Amécourt est une commune française située dans le département de l'Eure, en région Normandie.

Géographie[modifier | modifier le code]

Localisation[modifier | modifier le code]

Amécourt est une commune du Nord-Est du département de l'Eure, limitrophe de celui de l'Oise et proche de celui de Seine-Maritime. Son territoire occupe une partie de la vallée de l'Epte et s'étend, à l'ouest, sur le plateau environnant. De ce fait, Amécourt appartient à la région naturelle du Vexin normand. L'atlas des paysages de Haute-Normandie la classe même plus précisément au sein de l'unité paysagère de la vallée de l'Epte[1]. À vol d'oiseau, le bourg est à 11,5 km au nord de Gisors[2], à 26 km à l'ouest de Beauvais[3], à 47 km à l'est de Rouen[4] et à 58 km au sud-est d'Évreux[5].

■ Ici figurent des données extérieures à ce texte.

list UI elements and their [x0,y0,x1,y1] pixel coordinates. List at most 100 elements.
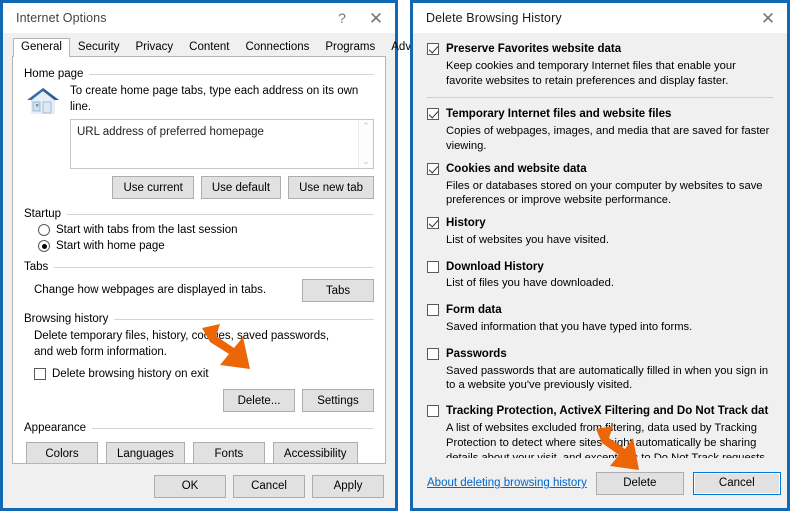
screenshot-stage: Internet Options ? ✕ General Security Pr… [0,0,790,511]
internet-options-titlebar: Internet Options ? ✕ [3,3,395,33]
tabs-button[interactable]: Tabs [302,279,374,303]
list-item: Cookies and website data Files or databa… [427,162,773,208]
divider [427,97,773,99]
fonts-button[interactable]: Fonts [192,442,265,463]
list-item: Temporary Internet files and website fil… [427,108,773,153]
group-rule [114,318,374,320]
list-item: Download History List of files you have … [427,260,773,292]
history-label: History [446,217,486,230]
tracking-protection-checkbox[interactable] [427,405,439,418]
passwords-label: Passwords [446,347,507,360]
appearance-button-row: Colors Languages Fonts Accessibility [26,442,374,463]
download-history-label: Download History [446,260,544,273]
scroll-down-icon[interactable]: ⌄ [362,157,370,166]
tabs-row: Change how webpages are displayed in tab… [34,279,374,303]
internet-options-tabstrip: General Security Privacy Content Connect… [3,33,442,58]
preserve-favorites-checkbox[interactable] [427,43,439,55]
cookies-label: Cookies and website data [446,162,587,175]
list-item: Passwords Saved passwords that are autom… [427,347,773,393]
cancel-button[interactable]: Cancel [692,471,781,495]
general-tab-page: Home page To create home page tabs, type… [12,56,386,464]
appearance-group: Appearance Colors Languages Fonts Access… [24,422,374,463]
use-new-tab-button[interactable]: Use new tab [288,176,374,200]
history-row[interactable]: History [427,217,773,231]
delete-button[interactable]: Delete... [223,389,295,413]
close-icon[interactable]: ✕ [359,4,393,32]
appearance-group-body: Colors Languages Fonts Accessibility [24,442,374,463]
delete-on-exit-checkbox[interactable] [34,368,46,381]
history-checkbox[interactable] [427,217,439,230]
tab-connections[interactable]: Connections [237,38,317,58]
home-page-url-scrollbar[interactable]: ⌃ ⌄ [358,120,373,169]
tab-general[interactable]: General [13,37,70,57]
about-deleting-browsing-history-link[interactable]: About deleting browsing history [427,477,587,489]
delete-history-body: Preserve Favorites website data Keep coo… [413,33,787,458]
cookies-checkbox[interactable] [427,162,439,175]
scroll-up-icon[interactable]: ⌃ [362,122,370,131]
group-rule [89,73,374,75]
group-rule [92,427,374,429]
apply-button[interactable]: Apply [312,474,384,498]
form-data-row[interactable]: Form data [427,304,773,318]
home-page-row: To create home page tabs, type each addr… [24,84,374,200]
temporary-files-checkbox[interactable] [427,108,439,121]
form-data-checkbox[interactable] [427,304,439,317]
browsing-history-button-row: Delete... Settings [34,389,374,413]
accessibility-button[interactable]: Accessibility [272,442,358,463]
appearance-group-label: Appearance [24,422,87,435]
use-current-button[interactable]: Use current [112,176,194,200]
home-page-group: Home page To create home page tabs, type… [24,68,374,200]
temporary-files-row[interactable]: Temporary Internet files and website fil… [427,108,773,122]
radio-row-home-page[interactable]: Start with home page [38,240,374,253]
temporary-files-label: Temporary Internet files and website fil… [446,108,672,121]
internet-options-title: Internet Options [16,11,107,25]
help-icon[interactable]: ? [325,4,359,32]
tab-programs[interactable]: Programs [317,38,383,58]
list-item: Form data Saved information that you hav… [427,304,773,335]
tracking-protection-description: A list of websites excluded from filteri… [446,421,769,458]
tab-content[interactable]: Content [181,38,237,58]
appearance-group-head: Appearance [24,422,374,434]
history-description: List of websites you have visited. [446,233,609,246]
ok-button[interactable]: OK [154,474,226,498]
home-page-url-input[interactable]: URL address of preferred homepage [71,120,358,168]
radio-row-last-session[interactable]: Start with tabs from the last session [38,224,374,237]
tabs-group-body: Change how webpages are displayed in tab… [24,279,374,303]
radio-last-session[interactable] [38,224,50,237]
settings-button[interactable]: Settings [302,389,374,413]
languages-button[interactable]: Languages [106,442,185,463]
list-item: Preserve Favorites website data Keep coo… [427,43,773,88]
download-history-row[interactable]: Download History [427,260,773,275]
preserve-favorites-description: Keep cookies and temporary Internet file… [446,59,736,87]
list-item: History List of websites you have visite… [427,217,773,248]
delete-button[interactable]: Delete [595,471,684,495]
tabs-hint: Change how webpages are displayed in tab… [34,283,267,296]
tab-security[interactable]: Security [70,38,128,58]
browsing-history-group-body: Delete temporary files, history, cookies… [24,329,374,413]
cancel-button[interactable]: Cancel [233,474,305,498]
form-data-label: Form data [446,304,502,317]
delete-history-titlebar: Delete Browsing History ✕ [413,3,787,33]
cookies-row[interactable]: Cookies and website data [427,162,773,177]
home-page-url-box[interactable]: URL address of preferred homepage ⌃ ⌄ [70,119,374,170]
use-default-button[interactable]: Use default [200,176,282,200]
preserve-favorites-row[interactable]: Preserve Favorites website data [427,43,773,57]
radio-home-page[interactable] [38,240,50,253]
delete-on-exit-row[interactable]: Delete browsing history on exit [34,368,374,381]
tabs-group-label: Tabs [24,261,49,274]
radio-label-last-session: Start with tabs from the last session [56,224,238,237]
browsing-history-group: Browsing history Delete temporary files,… [24,313,374,413]
colors-button[interactable]: Colors [26,442,98,463]
startup-group: Startup Start with tabs from the last se… [24,208,374,253]
download-history-checkbox[interactable] [427,260,439,273]
startup-group-body: Start with tabs from the last session St… [24,224,374,253]
tabs-group-head: Tabs [24,261,374,273]
tab-privacy[interactable]: Privacy [127,38,181,58]
home-page-hint: To create home page tabs, type each addr… [70,85,359,113]
passwords-row[interactable]: Passwords [427,347,773,362]
list-item: Tracking Protection, ActiveX Filtering a… [427,405,773,458]
close-icon[interactable]: ✕ [751,4,785,32]
passwords-checkbox[interactable] [427,347,439,360]
delete-browsing-history-dialog: Delete Browsing History ✕ Preserve Favor… [410,0,790,511]
tracking-protection-row[interactable]: Tracking Protection, ActiveX Filtering a… [427,405,773,419]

Communes limitrophes d’Amécourt[6]
Bouchevilliers
Mainneville
Hébécourt
Amécourt[6] Talmontiers (Oise)
Bazincourt-sur-Epte Sérifontaine (Oise)

Toponymie[modifier | modifier le code]

Le nom de la localité est attesté sous la forme Armercort en 1166[7].

Histoire[modifier | modifier le code]

Certaines découvertes, notamment des pierres taillées, des haches en silex…, sur le plateau de la commune prouvent que la vallée de l’Epte était habitée depuis fort longtemps. La découverte de médailles romaines et de candélabres démontre l’installation des Romains sur l’implantation du village.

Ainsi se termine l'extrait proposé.